The story begins in 1994, when a class in painting on clothing led Beverly Bartel to begin selling her hand-painted clothes at a local weekend farmers' market. The strong response led her to the art show circuit, attracting even more attention, but also forcing her to make some hard decisions. "Everyone kept saying that I ought to do this for a living," she says. "I just couldn't see how I could make it work."
In 1997, Beverly Bartel learned that a small downtown retail location would soon become available. Acting on her instinct, she asked her family for financial support and signed a three-year lease on the site. Displaying her creations and lines of manufactured women's and children's clothes in the front, Bartel set up a studio in the back room and waited for the customers to call.

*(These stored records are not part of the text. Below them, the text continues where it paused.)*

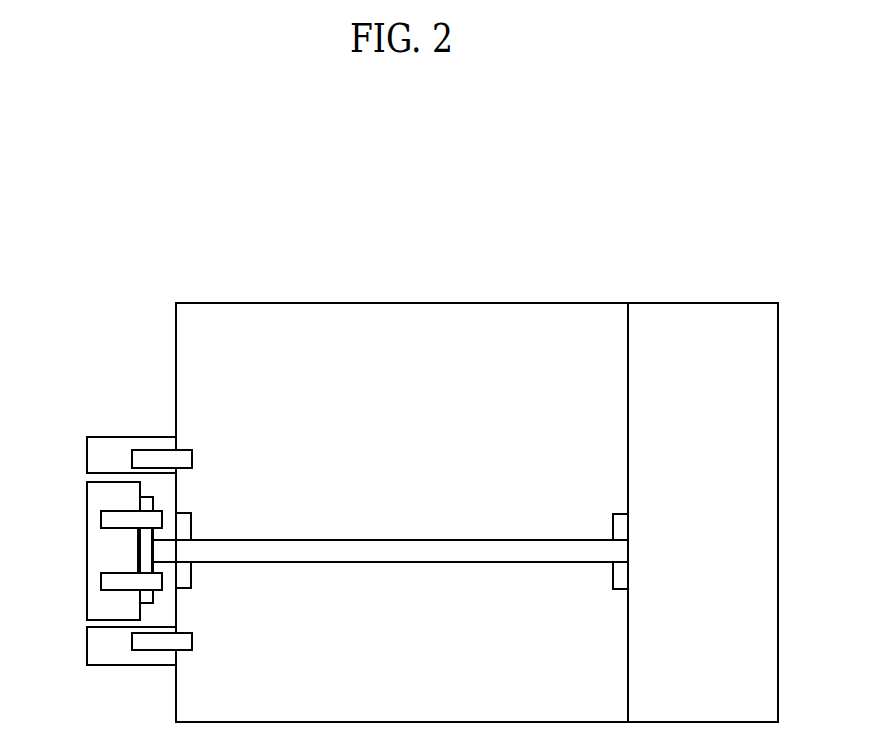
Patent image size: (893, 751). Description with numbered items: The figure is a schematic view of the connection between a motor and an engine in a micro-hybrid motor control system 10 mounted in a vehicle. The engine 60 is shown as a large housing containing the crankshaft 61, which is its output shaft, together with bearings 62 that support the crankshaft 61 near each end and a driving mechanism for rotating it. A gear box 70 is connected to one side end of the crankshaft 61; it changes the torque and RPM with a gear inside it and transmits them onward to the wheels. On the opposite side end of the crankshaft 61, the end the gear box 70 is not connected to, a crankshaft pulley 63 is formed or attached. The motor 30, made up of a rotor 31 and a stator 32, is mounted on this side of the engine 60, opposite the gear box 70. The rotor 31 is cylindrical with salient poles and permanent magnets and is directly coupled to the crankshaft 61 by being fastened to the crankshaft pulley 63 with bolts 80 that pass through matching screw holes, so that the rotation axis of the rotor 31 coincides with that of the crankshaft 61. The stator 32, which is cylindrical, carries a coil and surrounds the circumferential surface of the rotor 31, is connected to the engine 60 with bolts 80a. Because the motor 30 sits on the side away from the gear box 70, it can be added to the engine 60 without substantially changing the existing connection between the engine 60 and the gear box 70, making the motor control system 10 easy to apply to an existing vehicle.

The motor control system 10 is at (655, 222).
The motor 30 is at (90, 412).
The rotor 31 is at (95, 549).
The stator 32 is at (95, 456).
The engine 60 is at (416, 303).
The crankshaft 61 is at (469, 549).
The bearings 62 is at (192, 523).
The crankshaft pulley 63 is at (142, 556).
The gear box 70 is at (705, 303).
The bolts 80 is at (101, 519).
The bolts 80a is at (148, 455).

And call they did—creating so many distractions that Bartel often found herself spending more time at the cash register than in her studio.
Being one of only two women's clothing stores in the small community of 10,000 residents, Beverly Bartel's store has become a popular shopping destination. She just moved from her cramped quarters to a more spacious location across the street. Bartel also makes every effort to keep her store in the public eye, through advertisements, community involvement, and, recently, a Mothers' Day photo spread of her designs for Wisconsin Woman magazine.

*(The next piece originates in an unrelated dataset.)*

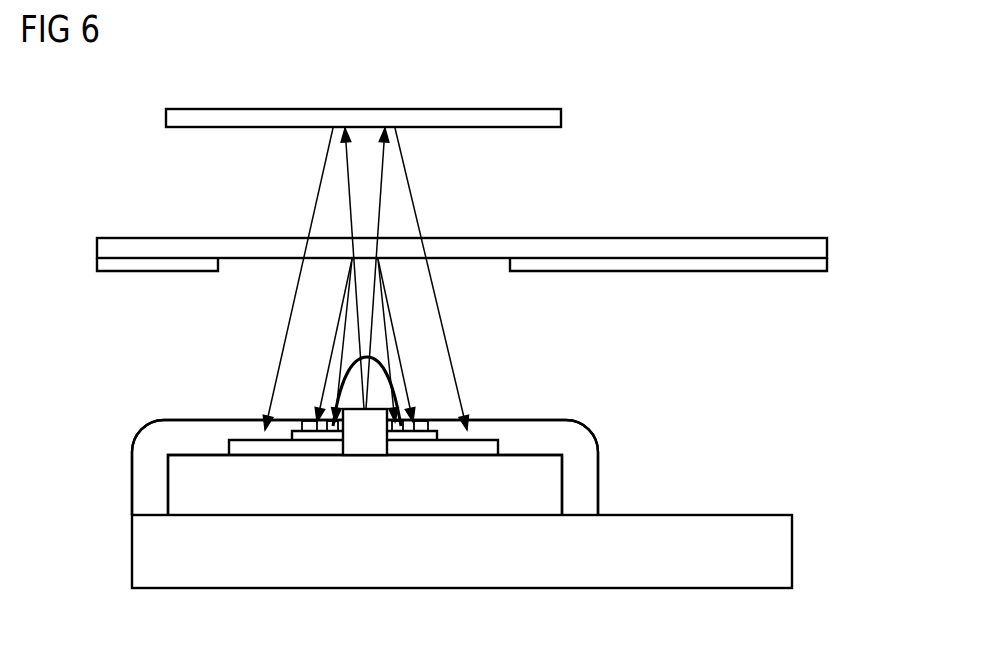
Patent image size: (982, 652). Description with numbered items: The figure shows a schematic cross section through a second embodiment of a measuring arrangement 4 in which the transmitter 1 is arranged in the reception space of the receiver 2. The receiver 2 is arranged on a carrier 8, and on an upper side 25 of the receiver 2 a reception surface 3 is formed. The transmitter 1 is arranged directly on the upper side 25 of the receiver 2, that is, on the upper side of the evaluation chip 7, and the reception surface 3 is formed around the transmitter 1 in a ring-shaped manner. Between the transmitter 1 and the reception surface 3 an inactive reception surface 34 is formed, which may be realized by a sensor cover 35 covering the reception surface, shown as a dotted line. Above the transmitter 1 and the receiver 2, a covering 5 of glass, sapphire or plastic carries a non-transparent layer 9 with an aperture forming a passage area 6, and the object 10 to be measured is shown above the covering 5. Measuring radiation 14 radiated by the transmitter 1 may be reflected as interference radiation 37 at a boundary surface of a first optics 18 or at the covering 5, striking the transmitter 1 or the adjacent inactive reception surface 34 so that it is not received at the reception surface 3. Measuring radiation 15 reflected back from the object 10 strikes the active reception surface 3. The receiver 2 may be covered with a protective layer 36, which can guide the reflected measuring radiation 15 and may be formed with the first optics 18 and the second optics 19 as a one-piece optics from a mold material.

Beverly Bartel was shocked when she learned that her SCORE mentor would be Yoko Gochinas. A well-known figure in the fashion and design industry, Gochinas seemed to be the perfect match for Bartel, an artist trying to figure out how to turn her talents into a business.

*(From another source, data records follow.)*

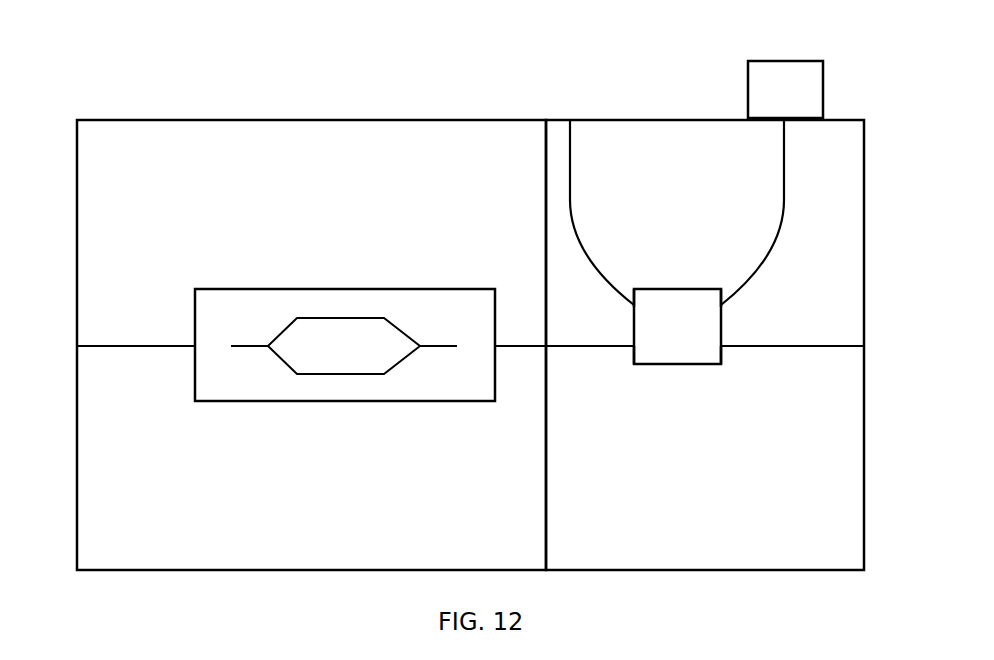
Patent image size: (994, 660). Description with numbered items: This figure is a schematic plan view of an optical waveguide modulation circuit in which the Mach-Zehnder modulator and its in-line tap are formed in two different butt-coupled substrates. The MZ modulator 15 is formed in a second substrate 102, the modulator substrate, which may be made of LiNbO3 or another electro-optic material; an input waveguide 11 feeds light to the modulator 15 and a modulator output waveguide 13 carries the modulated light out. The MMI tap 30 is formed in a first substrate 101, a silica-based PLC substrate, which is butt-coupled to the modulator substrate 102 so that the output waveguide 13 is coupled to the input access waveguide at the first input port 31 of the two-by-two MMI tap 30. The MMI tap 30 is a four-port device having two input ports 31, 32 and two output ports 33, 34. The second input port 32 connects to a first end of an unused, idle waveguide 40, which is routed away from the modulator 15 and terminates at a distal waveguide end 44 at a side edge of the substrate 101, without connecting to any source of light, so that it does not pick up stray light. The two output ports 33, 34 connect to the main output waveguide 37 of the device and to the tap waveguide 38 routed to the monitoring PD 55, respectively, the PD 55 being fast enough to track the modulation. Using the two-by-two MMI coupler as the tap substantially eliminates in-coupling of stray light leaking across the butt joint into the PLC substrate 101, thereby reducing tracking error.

The second substrate 102 is at (150, 174).
The first substrate 101 is at (853, 169).
The input waveguide 11 is at (130, 345).
The MZ modulator 15 is at (335, 289).
The modulator output waveguide 13 is at (518, 347).
The MMI tap 30 is at (693, 365).
The first input port 31 is at (633, 350).
The second input port 32 is at (630, 302).
The first output port 33 is at (723, 348).
The second output port 34 is at (727, 290).
The tap waveguide 38 is at (777, 238).
The idle waveguide 40 is at (588, 256).
The main output waveguide 37 is at (795, 346).
The distal waveguide end 44 is at (568, 115).
The monitoring PD 55 is at (748, 74).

Gochinas was there to help me refocus my energies. "Yoko is a very demanding person, but she also understands that not everybody is a born risk-taker," Bartel says. "She helped build my self-confidence and kept me moving forward."
Beverly Bartel heard about SCORE and enrolled in the Milwaukee Chapter's four-part seminar on business start-ups. Although the idea of making a living off her talents became increasingly appealing, it seemed that behind every silver lining lurked a dark gray cloud. "There seemed to be so many unknowns about running a business," she says. "I was also dealing with a divorce and the prospect of having to raise two kids on my own. I began to wonder whether this was such a good idea after all."